Is poor account management a drag on your productivity?
The UK has long suffered from weak productivity. We produce less per working hour than many of our friends in the G7, a fact that’s remained stubbornly true with little sign of improvement since the 2008 global financial crisis. One theory as to why is that the UK economy has a long tail of small companies, which have lower than average productivity.
Is there a parallel among professional services firms?
Most professional services firms follow the partnership model—each area has its own specialism, headed by a partner who owns that particular operating unit. Each unit is effectively a small business, moulded and grown by a partner acting in a CEO role. It’s a model that’s been wildly successful in the past, in part because it encourages competition between partners who take pride in reporting bigger and bigger revenue figures. The more they sell, the more important they are in the firm—and we all know quite a few partners who enjoy feeling important.

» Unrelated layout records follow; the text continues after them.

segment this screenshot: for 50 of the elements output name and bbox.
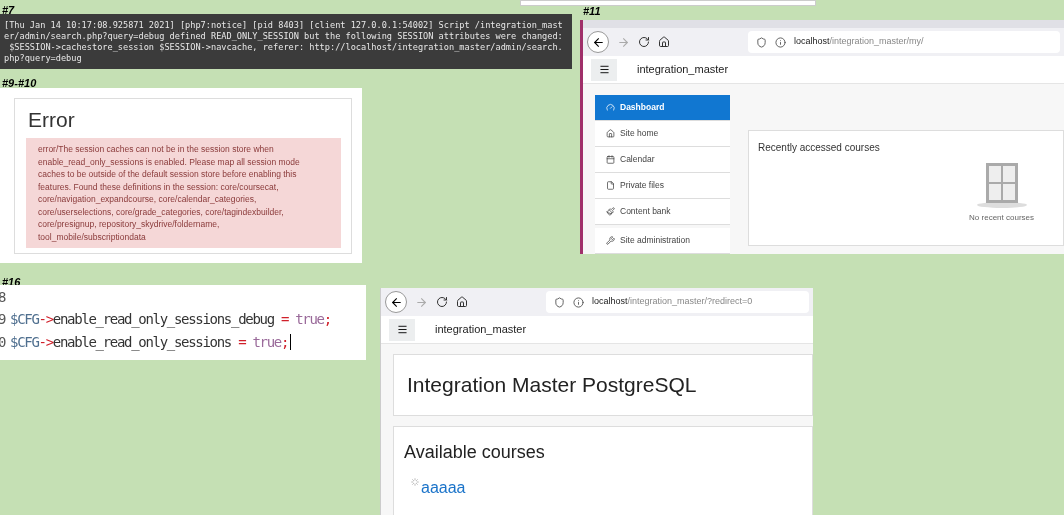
url-text: localhost/integration_master/?redirect=0 [592,295,753,309]
nav-item[interactable]: Site home [595,121,730,147]
back-button[interactable] [385,291,407,313]
terminal-line: php?query=debug [4,53,83,64]
back-button[interactable] [587,31,609,53]
gauge-icon [606,103,615,112]
back-arrow-icon [591,35,605,49]
error-message: error/The session caches can not be in the session store when enable_read_only_sessions is enabled. Please map all session mode caches to be outside of the default session store before enabling this features. Found these definitions in the session: core/coursecat, core/navigation_expandcourse, core/calendar_categories, core/userselections, core/grade_categories, core/tagindexbuilder, core/presignup, repository_skydrive/foldername, tool_mobile/subscriptiondata [38,143,301,243]
snapshot-caption: #9-#10 [2,76,37,91]
address-bar[interactable]: localhost/integration_master/my/ [748,31,1060,53]
block-title: Recently accessed courses [758,141,881,155]
snapshot-caption: #11 [583,4,601,19]
back-arrow-icon [389,295,403,309]
nav-item[interactable]: Content bank [595,199,730,225]
nav-item[interactable]: Dashboard [595,95,730,121]
terminal-line: $SESSION->cachestore_session $SESSION->navcache, referer: http://localhost/integration_master/admin/search. [8,42,564,53]
course-cards-icon [975,163,1028,209]
nav-item[interactable]: Private files [595,173,730,199]
menu-button[interactable] [591,58,617,81]
terminal-line: er/admin/search.php?query=debug defined READ_ONLY_SESSION but the following SESSION attributes were changed: [4,31,564,42]
calendar-icon [606,155,615,164]
home-icon[interactable] [456,296,468,308]
snapshot-caption: #7 [2,3,15,18]
empty-message: No recent courses [969,212,1034,224]
menu-button[interactable] [389,318,415,341]
site-name: integration_master [435,322,527,338]
shield-icon [554,296,565,308]
home-icon [606,129,615,138]
section-title: Available courses [404,441,546,464]
brush-icon [606,207,615,216]
reload-icon[interactable] [638,36,650,48]
home-icon[interactable] [658,36,670,48]
nav-item[interactable]: Site administration [595,228,730,254]
menu-icon [598,64,610,75]
wrench-icon [606,236,615,245]
terminal-line: [Thu Jan 14 10:17:08.925871 2021] [php7:notice] [pid 8403] [client 127.0.0.1:54002] Script /integration_mast [4,20,564,31]
shield-icon [756,36,767,48]
info-icon [775,36,786,48]
address-bar[interactable]: localhost/integration_master/?redirect=0 [546,291,809,313]
course-icon [411,478,419,486]
site-title: Integration Master PostgreSQL [407,372,697,399]
nav-item[interactable]: Calendar [595,147,730,173]
site-name: integration_master [637,62,729,78]
course-link[interactable]: aaaaa [421,476,466,500]
url-text: localhost/integration_master/my/ [794,35,924,49]
reload-icon[interactable] [436,296,448,308]
info-icon [573,296,584,308]
menu-icon [396,324,408,335]
file-icon [606,181,615,190]
error-heading: Error [27,107,76,133]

But with the surge of multidisciplinary work—which is quickly cannibalising traditional work—this model has come under strain. Partners now need to work with each other to meet their clients’ more complex needs. Perhaps more challenging is that partners need to be confident talking to clients about all the capabilities their firm offers, not just what their unit does. Crucially, they need to be comfortable knitting their firm’s breadth of services into something that feels like a seamless solution. In short, they need to transition from selling point solutions to being true account managers.
What has this got to do with productivity? Well, stick with the old way of doing things—Bob in supply chain sells Bob’s supply chain work—and your firm could become like the UK economy: fragmented and nowhere near as productive as it could be. Up your account management game and your firm could be selling not just more work, but bigger pieces of work that speak to clients’ most challenging issues. If all partners act as true account managers then the whole is greater than the sum of its parts: it moves the firm up the value chain.